Aí está! Ode ao verdadeiro campista.
O Unicórnio
Durante quase vinte anos que eu e a minha família, passámos férias em Peniche no parque de campismo. Escusado será dizer que eu e a nha`irmã, adorávamos os verões cheios de sol e liberdade ao ar livre. Estar no parque era como estar com amigos. Todos nos conheciam e tomavam conta uns dos outros.
O ritual era sempre o mesmo;chegávamos, demorávamos dois dias a montar a tralha e desfrutávamos dos três meses. Eu e a nha´irmã, já mais crescidas, passávamos os dias na praia com os nossos amigos e os meus pais, não tão adeptos de areia e de sol, preferiam descansar e passear.
Éramos campistas, mas não completos campistas. Éramos campistas “assim-assim”. Havia sim, uma classe superior de campistas que eu admirava, dado a paixão e dedicação com que se entregavam àqueles dias de ócio.
Eram os campistas “à séria”. Calçãozito pelo joelho, chinelo “Summertime” e a enorme barriga a passer ao sol. Por vezes, usavam um chapéu de palha com a fitinha da Ilha da Madeira, óculos de aviador e quase todos tinham a unha do mindinho bem crescidota, não fosse o comichão no rego dar sinal. Era ouvi-los, a falarem alto, satisfeitos, a coçarem a pança e o escroto, e de vez em quando, bafejavam o litoral com um belo de um traque suavemente levado pela brisa de Agosto.
De manhã, levantavam-se bem cedo e faziam a higiene nas casas de banho do parque. Lá iam eles, os doutores, todos empertigados com o belo do rolo do papel higiénico debaixo do braço (para todos saberem que iam fazer cocó), e na outra mão, o belo do balde de plástico transparente que continha os chichis e os cócós de toda a família. Sim, porque isto de andar a caminhar para o wc de madrugada é uma chatice!
O campista “à séria”, depois da higiene, toma o pequeno almoço com a família no interior da tenda. É pão, é queijo, são tostas e sumos, preparados tal e qual como em casa. De ressalvar que o campista “à séria”quando vai de férias, leva a tralha toda atrás, sem se esquecer do vaso das flores e da antena parabólica. Sei que ainda existem neste parque, roulottes que têm caixas do correio, pavimento exterior em azulejo, cozinhas totalmente equipadas, e televisores plasma.

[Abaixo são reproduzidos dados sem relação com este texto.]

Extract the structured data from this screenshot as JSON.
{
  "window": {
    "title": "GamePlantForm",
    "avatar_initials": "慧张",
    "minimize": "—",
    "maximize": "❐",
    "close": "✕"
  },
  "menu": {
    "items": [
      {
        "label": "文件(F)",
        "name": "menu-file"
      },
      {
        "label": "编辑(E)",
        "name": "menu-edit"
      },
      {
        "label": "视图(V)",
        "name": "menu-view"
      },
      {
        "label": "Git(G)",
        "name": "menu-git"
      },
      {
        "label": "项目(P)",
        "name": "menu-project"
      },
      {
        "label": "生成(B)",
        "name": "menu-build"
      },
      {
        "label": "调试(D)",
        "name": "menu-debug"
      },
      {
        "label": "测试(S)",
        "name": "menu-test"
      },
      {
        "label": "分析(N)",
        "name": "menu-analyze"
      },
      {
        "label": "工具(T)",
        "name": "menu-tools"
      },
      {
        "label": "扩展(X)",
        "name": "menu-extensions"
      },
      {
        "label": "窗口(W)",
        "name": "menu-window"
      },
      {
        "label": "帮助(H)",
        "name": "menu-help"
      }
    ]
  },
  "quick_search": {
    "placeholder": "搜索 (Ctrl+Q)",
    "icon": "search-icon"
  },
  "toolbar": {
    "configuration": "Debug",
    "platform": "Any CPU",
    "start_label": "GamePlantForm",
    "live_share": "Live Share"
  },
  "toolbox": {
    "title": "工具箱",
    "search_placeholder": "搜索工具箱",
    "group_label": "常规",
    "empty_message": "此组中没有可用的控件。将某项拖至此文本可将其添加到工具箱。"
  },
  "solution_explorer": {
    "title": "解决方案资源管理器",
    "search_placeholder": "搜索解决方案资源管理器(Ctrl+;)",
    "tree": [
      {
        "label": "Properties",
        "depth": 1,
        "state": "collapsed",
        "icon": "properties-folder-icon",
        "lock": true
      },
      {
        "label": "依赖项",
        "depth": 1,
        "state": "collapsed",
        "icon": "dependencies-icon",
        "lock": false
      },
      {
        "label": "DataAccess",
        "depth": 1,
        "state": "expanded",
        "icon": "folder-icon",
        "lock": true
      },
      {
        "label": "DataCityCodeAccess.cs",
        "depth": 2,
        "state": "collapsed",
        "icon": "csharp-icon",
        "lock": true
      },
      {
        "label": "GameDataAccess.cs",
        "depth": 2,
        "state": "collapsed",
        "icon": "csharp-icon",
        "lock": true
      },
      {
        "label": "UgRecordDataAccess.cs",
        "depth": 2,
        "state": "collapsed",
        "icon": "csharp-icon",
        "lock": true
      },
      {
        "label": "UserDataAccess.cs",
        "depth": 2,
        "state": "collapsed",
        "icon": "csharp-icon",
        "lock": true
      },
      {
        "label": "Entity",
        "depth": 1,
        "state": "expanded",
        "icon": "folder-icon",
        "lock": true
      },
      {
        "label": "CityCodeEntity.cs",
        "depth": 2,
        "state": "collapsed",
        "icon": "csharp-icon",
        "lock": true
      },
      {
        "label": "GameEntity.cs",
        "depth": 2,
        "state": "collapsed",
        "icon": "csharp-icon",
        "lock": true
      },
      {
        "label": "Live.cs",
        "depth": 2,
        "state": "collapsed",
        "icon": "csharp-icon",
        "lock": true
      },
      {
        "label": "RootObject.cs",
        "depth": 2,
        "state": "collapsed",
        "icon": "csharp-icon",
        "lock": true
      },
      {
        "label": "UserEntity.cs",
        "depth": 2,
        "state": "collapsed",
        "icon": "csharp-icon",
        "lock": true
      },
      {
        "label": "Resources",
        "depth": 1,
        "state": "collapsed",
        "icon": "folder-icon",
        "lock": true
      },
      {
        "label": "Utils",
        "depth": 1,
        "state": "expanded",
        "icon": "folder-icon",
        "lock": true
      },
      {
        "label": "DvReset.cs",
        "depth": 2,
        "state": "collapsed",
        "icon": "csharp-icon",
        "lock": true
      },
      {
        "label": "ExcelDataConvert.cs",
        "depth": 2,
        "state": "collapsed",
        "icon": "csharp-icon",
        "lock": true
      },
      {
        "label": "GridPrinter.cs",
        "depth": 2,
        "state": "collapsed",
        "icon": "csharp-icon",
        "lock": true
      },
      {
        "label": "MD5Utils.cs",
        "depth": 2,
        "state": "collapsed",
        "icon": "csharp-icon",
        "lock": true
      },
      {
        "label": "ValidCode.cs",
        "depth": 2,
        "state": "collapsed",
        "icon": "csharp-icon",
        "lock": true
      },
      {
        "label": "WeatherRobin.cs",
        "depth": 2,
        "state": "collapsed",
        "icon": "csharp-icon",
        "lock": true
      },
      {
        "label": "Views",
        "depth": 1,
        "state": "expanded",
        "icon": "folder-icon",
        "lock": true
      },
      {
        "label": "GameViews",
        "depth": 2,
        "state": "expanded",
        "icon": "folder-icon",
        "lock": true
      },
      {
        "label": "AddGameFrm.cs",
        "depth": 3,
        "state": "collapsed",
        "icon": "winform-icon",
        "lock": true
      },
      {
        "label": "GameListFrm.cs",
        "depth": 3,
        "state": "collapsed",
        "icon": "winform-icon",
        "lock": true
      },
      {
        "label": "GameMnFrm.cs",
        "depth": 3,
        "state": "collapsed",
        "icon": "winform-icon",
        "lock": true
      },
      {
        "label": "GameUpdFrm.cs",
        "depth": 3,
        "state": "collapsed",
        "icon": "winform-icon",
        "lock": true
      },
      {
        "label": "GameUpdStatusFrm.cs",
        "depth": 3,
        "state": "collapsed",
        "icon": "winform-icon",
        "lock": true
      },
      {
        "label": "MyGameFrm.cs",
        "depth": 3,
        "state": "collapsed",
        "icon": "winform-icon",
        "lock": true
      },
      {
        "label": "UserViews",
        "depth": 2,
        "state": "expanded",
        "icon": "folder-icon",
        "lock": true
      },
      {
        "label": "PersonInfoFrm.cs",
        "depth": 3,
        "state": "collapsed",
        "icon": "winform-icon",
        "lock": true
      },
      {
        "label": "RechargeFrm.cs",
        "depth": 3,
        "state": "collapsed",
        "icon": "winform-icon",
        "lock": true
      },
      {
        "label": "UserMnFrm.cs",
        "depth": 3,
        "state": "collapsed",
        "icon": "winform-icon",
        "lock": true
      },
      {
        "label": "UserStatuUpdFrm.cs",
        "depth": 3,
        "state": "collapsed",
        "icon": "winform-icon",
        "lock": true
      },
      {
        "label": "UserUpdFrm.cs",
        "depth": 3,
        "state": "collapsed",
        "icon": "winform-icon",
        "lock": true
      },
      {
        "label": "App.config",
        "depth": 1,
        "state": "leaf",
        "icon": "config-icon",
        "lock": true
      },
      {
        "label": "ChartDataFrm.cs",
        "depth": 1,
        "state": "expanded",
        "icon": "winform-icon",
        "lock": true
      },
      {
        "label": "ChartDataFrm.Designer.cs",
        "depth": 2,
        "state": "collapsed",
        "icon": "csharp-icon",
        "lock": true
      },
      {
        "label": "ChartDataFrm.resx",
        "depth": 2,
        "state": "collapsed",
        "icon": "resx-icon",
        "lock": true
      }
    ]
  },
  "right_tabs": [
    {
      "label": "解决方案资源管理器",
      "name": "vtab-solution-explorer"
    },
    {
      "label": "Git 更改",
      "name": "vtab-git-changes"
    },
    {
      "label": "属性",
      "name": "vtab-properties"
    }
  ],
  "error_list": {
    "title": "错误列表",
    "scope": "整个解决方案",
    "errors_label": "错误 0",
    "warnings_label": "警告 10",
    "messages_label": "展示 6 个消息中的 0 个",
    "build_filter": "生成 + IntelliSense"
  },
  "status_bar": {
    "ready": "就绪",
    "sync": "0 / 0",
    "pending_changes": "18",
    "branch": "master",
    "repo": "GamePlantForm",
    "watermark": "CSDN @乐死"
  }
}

Os preparativos para o almoço, começam logo a seguir à primeira refeição da manhã. Às dez, já o foguereiro está aceso e o cheiro a pimento a pairar no ar. O dito campista, com a bela mini na mão, grita para o vizinho da frente os resultados do futebol da noite anterior e a meio da conversa, combina uma cartada lá para o final da tarde na sala de convívio. É vê-los bem redondinhos e vermelhos a jogar às cartas, enquanto os netos brigam uns com os outros para ver quem é o primeiro a “atirar ao gato”. Literalmente.
Este campista, nunca vai à praia. NUNCA. Nunca sai do parque. NUNCA. É ali, naquela área geográfica que se movimenta e sente seguro. Normalmente, passa as tardes na esplanada da tenda, a comer tremoços e a coçar os pés um no outro.
De noite, é aquele que não deixa dormir os vizinhos do lado. Por todo o parque, ecoam na madrugada os roncos profundos vindos do campista “à séria” que ignora os gritos do exterior que o mandam calar. O campista, este campista, é livre. É senhor da sua roulotte (ou tenda), é alheio a todos os problemas do mundo, centrado só em si e no seu bem estar. O campista, este campista, é feliz com a sua barriga, com o facto de ter que fazer cocó num balde. É fiel aos seus hábitos e jamais se vergará aos novos campistas modernos de alpercatas e franjas que vão de Quechua, armados ao pingarelho.